Gonnagetgoingreturnsagain · 12/05/2026 13:58

UpDownAllAround1 · 12/05/2026 11:25

Maybe a message saying you valued her friendship in the past but you are at a different stage in your life today and would prefer if we had no further contact in the future. Then change your phone number.

Ooh harsh.

RegalDiamondMonster · 12/05/2026 14:00

Lotus717 · 12/05/2026 12:28

It sounds to me like her perception of the friendship has really shocked you. So I don’t feel you have been trying to mislead her. It’s telling that when you invited her out with your two best friends she didn’t like either of them- I feel like generally if you really like someone as a friend then you would try to get along with other people who are important to them. I think she sounds weirdly intense.
I would just message her and say you feel that she just stick to family only for her wedding and hen do and you don’t feel comfortable being included in such a private event. Do it now when the wedding is still really far away otherwise it will be venues, dresses, group chats planning the hen etc.

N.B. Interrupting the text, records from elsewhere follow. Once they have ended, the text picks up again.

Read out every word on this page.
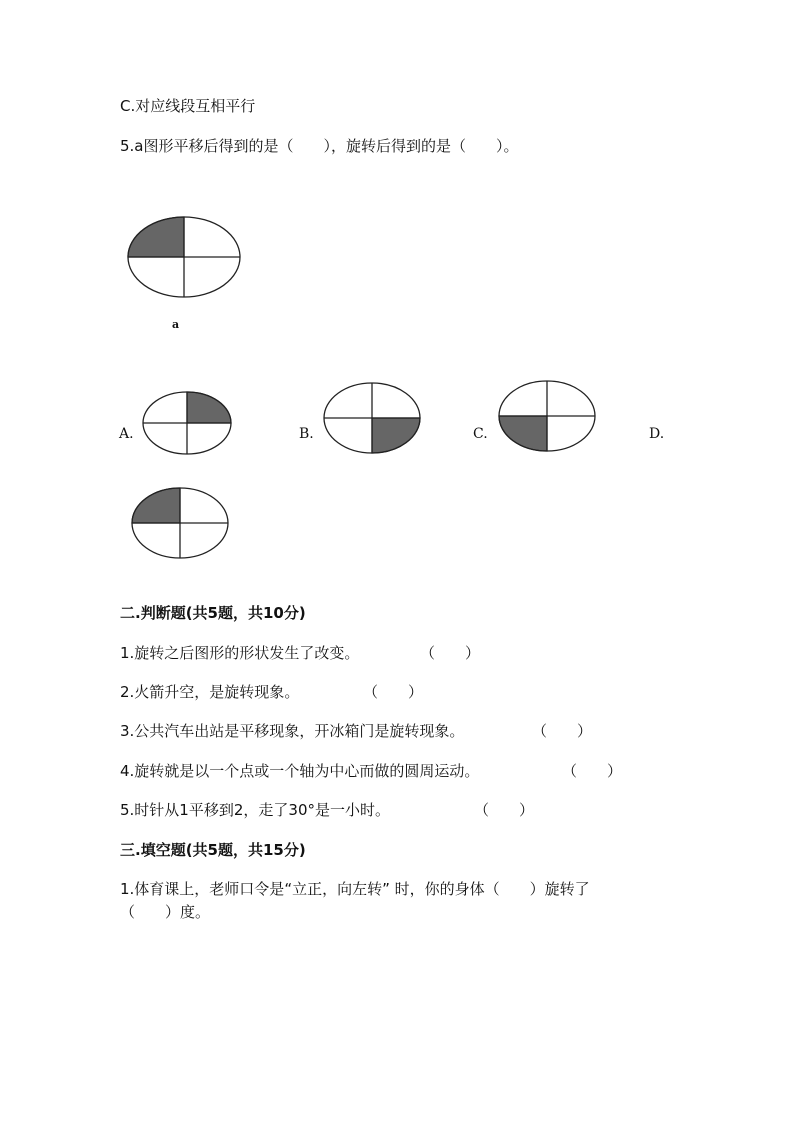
C.对应线段互相平行
5.a图形平移后得到的是（　　），旋转后得到的是（　　）。
a
A.	B.	C.	D.
二.判断题(共5题，共10分)
1.旋转之后图形的形状发生了改变。	（　　）
2.火箭升空，是旋转现象。	（　　）
3.公共汽车出站是平移现象，开冰箱门是旋转现象。	（　　）
4.旋转就是以一个点或一个轴为中心而做的圆周运动。	（　　）
5.时针从1平移到2，走了30°是一小时。	（　　）
三.填空题(共5题，共15分)
1.体育课上，老师口令是“立正，向左转” 时，你的身体（　　）旋转了
（　　）度。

This is really clever wording- honest but not impolite, gently but firmly repositioning the friendship so she becomes aware of how you view it.

I think some of the more blunt suggestions on this thread would invite further comment from her rising from hurt feelings and more of a back and forth.

@Dahliasgalore's wording was really good too.

user1492757084 · 12/05/2026 14:00

Decide to opt out of the hen's do. Find a polite way.
It would be cruel to not attend her wedding. It would be cruel to tell her she is not a close friend. Fact is. You are one of hers.
Just keep on spending a similar amount of time with her, or less, and prepare to enjoy her wedding.

The relationship has no chance of becoming dominant; you already see to thst.